Les dimensions utilitaires des pratiques artistiques et les effets sur l’identité
16En ce qui concerne les apports de l’art et de la créativité, nous distinguons plusieurs types d’utilité permettant aux jeunes adultes de gagner en compétences et en reconnaissance.
17Le premier type observé concerne la possibilité de s’exprimer mais plus encore, d’exprimer sa singularité. Cette dynamique cathartique peut être identifiée lors de la rédaction d’un texte relatif à l’une des scènes qui seront jouées durant le spectacle ou lors des répétitions. Cette prise de parole est pour Julien2 la possibilité, par exemple, d’affirmer qu’il a sa place dans la société et que l’image qui lui est attribuée n’est pas celle qu’il réclame : « … on veut faire quelque chose de bien. Au fond on est des jeunes et on propose des trucs quand même. On n’est pas des crevards, on propose des trucs et puis voilà, on essaie vraiment de s’en sortir, de faire les choses bien » (Entretien avec Julien). La création d’images, de textes ou de sons permet également un mieux-être, comme le souligne Claude : « Le fait d’écrire, de coucher ce que vous ressentez sur le papier, ça permet de soulager, d’être mieux avec soi » (Entretien avec Claude). Pour Monica, la pratique artistique peut être comprise comme un vecteur d’expression des tensions accumulées dans le cadre des cours organisés au sein du programme ou dans la vie quotidienne : « … au théâtre on n’arrive plus à se libérer. On se lâche par rapport à toute la tension qu’on a eu des cours, la vie de tous les jours. On peut faire un peu les fous, on s’exprime fort, on crie, on chante, on bouge beaucoup, donc c’est relaxant » (Entretien avec Monica). Ils ont le sentiment d’occuper une position qui leur laisse une marge de manœuvre pour négocier, par exemple, des éléments du spectacle.
18Le second type d’utilité repéré porte sur les compétences.
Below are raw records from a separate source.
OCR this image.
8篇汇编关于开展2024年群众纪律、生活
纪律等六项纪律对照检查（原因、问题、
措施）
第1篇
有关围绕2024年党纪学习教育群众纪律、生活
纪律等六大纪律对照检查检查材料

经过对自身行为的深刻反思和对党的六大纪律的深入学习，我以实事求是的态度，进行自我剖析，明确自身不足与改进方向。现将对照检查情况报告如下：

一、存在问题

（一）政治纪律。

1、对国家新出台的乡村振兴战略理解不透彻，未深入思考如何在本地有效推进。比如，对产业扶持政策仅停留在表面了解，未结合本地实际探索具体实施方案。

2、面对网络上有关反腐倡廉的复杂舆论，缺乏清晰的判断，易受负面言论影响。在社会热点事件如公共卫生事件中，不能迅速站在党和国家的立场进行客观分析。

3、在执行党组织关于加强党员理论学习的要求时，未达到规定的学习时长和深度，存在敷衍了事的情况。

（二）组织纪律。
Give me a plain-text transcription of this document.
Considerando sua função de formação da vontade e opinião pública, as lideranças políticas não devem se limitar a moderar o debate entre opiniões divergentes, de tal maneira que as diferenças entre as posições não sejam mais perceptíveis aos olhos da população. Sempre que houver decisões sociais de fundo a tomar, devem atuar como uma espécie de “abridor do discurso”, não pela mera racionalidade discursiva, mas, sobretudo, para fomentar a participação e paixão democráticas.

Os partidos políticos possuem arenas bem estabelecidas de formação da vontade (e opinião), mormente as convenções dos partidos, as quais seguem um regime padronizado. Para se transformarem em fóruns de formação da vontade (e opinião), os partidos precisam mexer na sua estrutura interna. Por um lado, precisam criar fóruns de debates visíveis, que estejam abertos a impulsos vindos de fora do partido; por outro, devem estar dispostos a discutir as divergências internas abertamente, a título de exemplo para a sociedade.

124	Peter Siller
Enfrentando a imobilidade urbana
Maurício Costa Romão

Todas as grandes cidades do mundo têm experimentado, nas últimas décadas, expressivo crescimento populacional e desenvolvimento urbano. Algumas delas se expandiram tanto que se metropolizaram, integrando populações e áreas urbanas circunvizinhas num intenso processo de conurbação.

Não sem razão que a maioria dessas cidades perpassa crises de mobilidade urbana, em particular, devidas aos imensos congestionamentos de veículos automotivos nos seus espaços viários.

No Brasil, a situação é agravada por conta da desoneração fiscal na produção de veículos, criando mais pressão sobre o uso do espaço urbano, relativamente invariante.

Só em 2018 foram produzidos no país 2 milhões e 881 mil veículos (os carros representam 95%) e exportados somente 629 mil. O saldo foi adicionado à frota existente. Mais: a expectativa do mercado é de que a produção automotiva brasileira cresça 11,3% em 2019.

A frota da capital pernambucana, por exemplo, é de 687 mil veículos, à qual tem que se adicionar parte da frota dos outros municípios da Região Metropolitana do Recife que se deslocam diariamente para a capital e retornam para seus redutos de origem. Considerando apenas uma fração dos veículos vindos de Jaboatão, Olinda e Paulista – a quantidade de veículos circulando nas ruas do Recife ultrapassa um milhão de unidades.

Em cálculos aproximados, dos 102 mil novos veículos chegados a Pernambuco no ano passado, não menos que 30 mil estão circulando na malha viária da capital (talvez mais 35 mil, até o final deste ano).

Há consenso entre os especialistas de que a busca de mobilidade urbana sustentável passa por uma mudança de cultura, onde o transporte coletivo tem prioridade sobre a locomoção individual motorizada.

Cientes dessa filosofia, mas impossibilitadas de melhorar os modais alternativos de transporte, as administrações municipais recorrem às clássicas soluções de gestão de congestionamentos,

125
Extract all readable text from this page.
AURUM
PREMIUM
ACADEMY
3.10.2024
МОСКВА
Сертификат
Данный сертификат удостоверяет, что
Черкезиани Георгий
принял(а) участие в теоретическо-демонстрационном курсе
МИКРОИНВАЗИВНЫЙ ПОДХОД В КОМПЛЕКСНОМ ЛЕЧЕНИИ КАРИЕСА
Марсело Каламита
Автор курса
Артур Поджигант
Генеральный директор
Les ateliers multimédia et décoration sont considérés comme des lieux où des capacités techniques peuvent être acquises et renforcées, comme l’a vécu Victor :
« Par rapport à la construction de tout ce qui est les décors de théâtre, j’ai apporté beaucoup parce que je suis assez fort dans le domaine de la construction et j’ai beaucoup d’expérience sur le chantier et je donne beaucoup de conseils, parce qu’il y a beaucoup de personnes qui n’ont jamais utilisé certaines machines... ». (Entretien avec Victor)
19La force de la créativité des jeunes adultes peut être alors éprouvée et vérifiée par eux-mêmes, ainsi que par le responsable d’atelier. Les arts visuels et appliqués sont considérés, par conséquent, comme des supports qualifiants en relation directe avec le monde professionnel.
20Une autre fonction porte sur l’expérience personnelle en matière de pratiques artistiques. La moitié des jeunes adultes rencontrés ont une pratique privilégiée et régulière avec la danse, la musique, le chant ou l’écriture. Certains ont même plusieurs pratiques à l’image de Monica :
« Je faisais de la danse. J’en ai toujours fait et j’ai toujours dessiné. Mes parents m’ont mise dans des écoles de dessin et j’avais des cours de dessin américain. J’avais aussi des cours de peinture, donc j’avais de bonnes bases. Que j’ai un peu perdues, mais je vais sûrement remettre en pratique au fur et à mesure ». (Entretien avec Monica)
21Le dernier type d’utilité remarqué est lié au sentiment de liberté. La création artistique peut être vécue comme la possibilité de se sentir libre de toute relation de contingence comme en témoigne Mario, qui parle d’un sentiment de liberté à partir de l’écriture et du dessin :
« …pour moi, l’écriture et le dessin, c’est la seule façon de s’exprimer sans être interrompu. Tu te lâches, tu t’éclates. Pour moi, la vraie liberté elle est dans l’écriture et le dessin. Après, les autres, s’ils ne veulent pas les voir, ils ne les voient pas, mais moi ça ne m’empêche toujours pas de dessiner. On peut me couper les mains, je peux toujours dessiner avec les dents. Donc si vous voulez m’empêcher de dessiner, il faut me tuer quoi. La véritable liberté pour moi, c’est le dessin, l’art on va dire en général ». (Entretien avec Mario)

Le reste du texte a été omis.